Die Sanierung der durch einem Brandanschlag Anfang dieses Jahres arg in Mitleidenschaft gezogenen St. Ursen-Kathedrale wird gemäss einem nun vorliegenden, verbindlichen Kostenvoranschlag rund 3,5 Millionen Franken kosten - und damit deutlich höher als bisher angenommen. Dies teilte die Römisch-katholische Kirchgemeinde Solothurn am Mittwoch in einem Communiqué mit. Die Kosten für die Brandsanierung seien durch Versicherungsleistungen gedeckt, heisst es.

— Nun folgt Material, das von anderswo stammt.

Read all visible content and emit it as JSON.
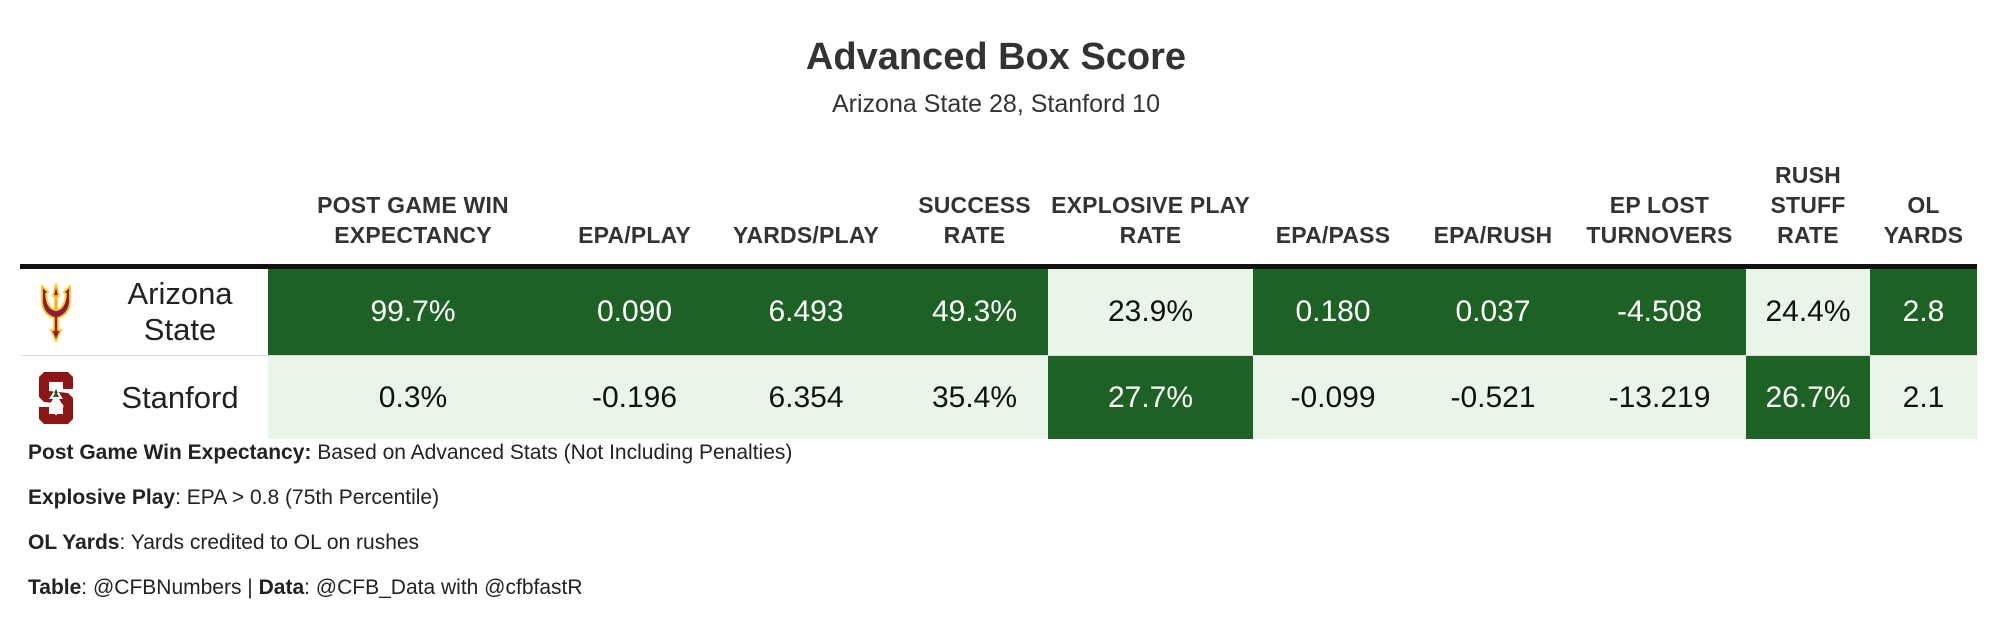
{
  "header": {
    "title": "Advanced Box Score",
    "subtitle": "Arizona State 28, Stanford 10"
  },
  "chart_data": {
    "type": "table",
    "columns": [
      "POST GAME WIN EXPECTANCY",
      "EPA/PLAY",
      "YARDS/PLAY",
      "SUCCESS RATE",
      "EXPLOSIVE PLAY RATE",
      "EPA/PASS",
      "EPA/RUSH",
      "EP LOST TURNOVERS",
      "RUSH STUFF RATE",
      "OL YARDS"
    ],
    "rows": [
      {
        "team": "Arizona State",
        "logo": "pitchfork-logo",
        "values": [
          "99.7%",
          "0.090",
          "6.493",
          "49.3%",
          "23.9%",
          "0.180",
          "0.037",
          "-4.508",
          "24.4%",
          "2.8"
        ],
        "highlight": [
          "dark",
          "dark",
          "dark",
          "dark",
          "light",
          "dark",
          "dark",
          "dark",
          "light",
          "dark"
        ]
      },
      {
        "team": "Stanford",
        "logo": "block-s-tree-logo",
        "values": [
          "0.3%",
          "-0.196",
          "6.354",
          "35.4%",
          "27.7%",
          "-0.099",
          "-0.521",
          "-13.219",
          "26.7%",
          "2.1"
        ],
        "highlight": [
          "light",
          "light",
          "light",
          "light",
          "dark",
          "light",
          "light",
          "light",
          "dark",
          "light"
        ]
      }
    ],
    "colors": {
      "dark": "#1e6124",
      "light": "#e9f5e9"
    }
  },
  "footnotes": [
    {
      "label": "Post Game Win Expectancy:",
      "text": " Based on Advanced Stats (Not Including Penalties)"
    },
    {
      "label": "Explosive Play",
      "text": ": EPA > 0.8 (75th Percentile)"
    },
    {
      "label": "OL Yards",
      "text": ": Yards credited to OL on rushes"
    },
    {
      "label": "Table",
      "text": ": @CFBNumbers | ",
      "label2": "Data",
      "text2": ": @CFB_Data with @cfbfastR"
    }
  ]
}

Der Brand hat den jüngsten Informationen zufolge zu einem Totalschaden bei einigen Ausstattungsobjekten und der Technik im Chorbereich geführt. Auch sind praktisch alle Oberflächen mit oelig-schmierigen Russpartikeln verdreckt. Durch den Überdruck während des Brandes seien Russpartikel in alle Ritzen und Vertiefungen eingedrungen. Die Hauptorgel und die Chororgel inklusive der Pfeifen sind stark verrusst.

Arbeiten beginnen Mitte April

Mit den Arbeiten zur Sanierung der Brandschäden wird voraussichtlich Mitte April mit dem Erstellen der aufwändigen Gerüstung begonnen.

Parallel dazu soll zudem die Konzeption und Planung der übrigen Sanierung in Angriff genommen werden. Diese betrifft die technischen Anlagen wie Elektrizität, Beleuchtung, Akustik und Heizung sowie die Restaurierung von Ausstattungsgegenständen und von Kunstobjekten.

Wieviel die übrige Sanierung kostet, ist noch unklar. Die Kirchgemeinde ist hierfür aber auf Spenden angewiesen. Unmittelbar nach dem Brandanschlag hat der Verein Pro Kathedrale St. Urs und Viktor eine Spendensammlung lanciert und bisher über 143000 Franken eingenommen.

Am kommenden Samstag organsiert die Kirchgemeinde öffentliche Führungen zur Erläuterung der Sanierungsmassnahmen. Diese finden um 13 Uhr, 14 Uhr und 15 Uhr statt. Die Kathedrale soll voraussichtlich am 30. September 2012, dem St. Ursen-Tag, wiedereröffnet werden. (bau)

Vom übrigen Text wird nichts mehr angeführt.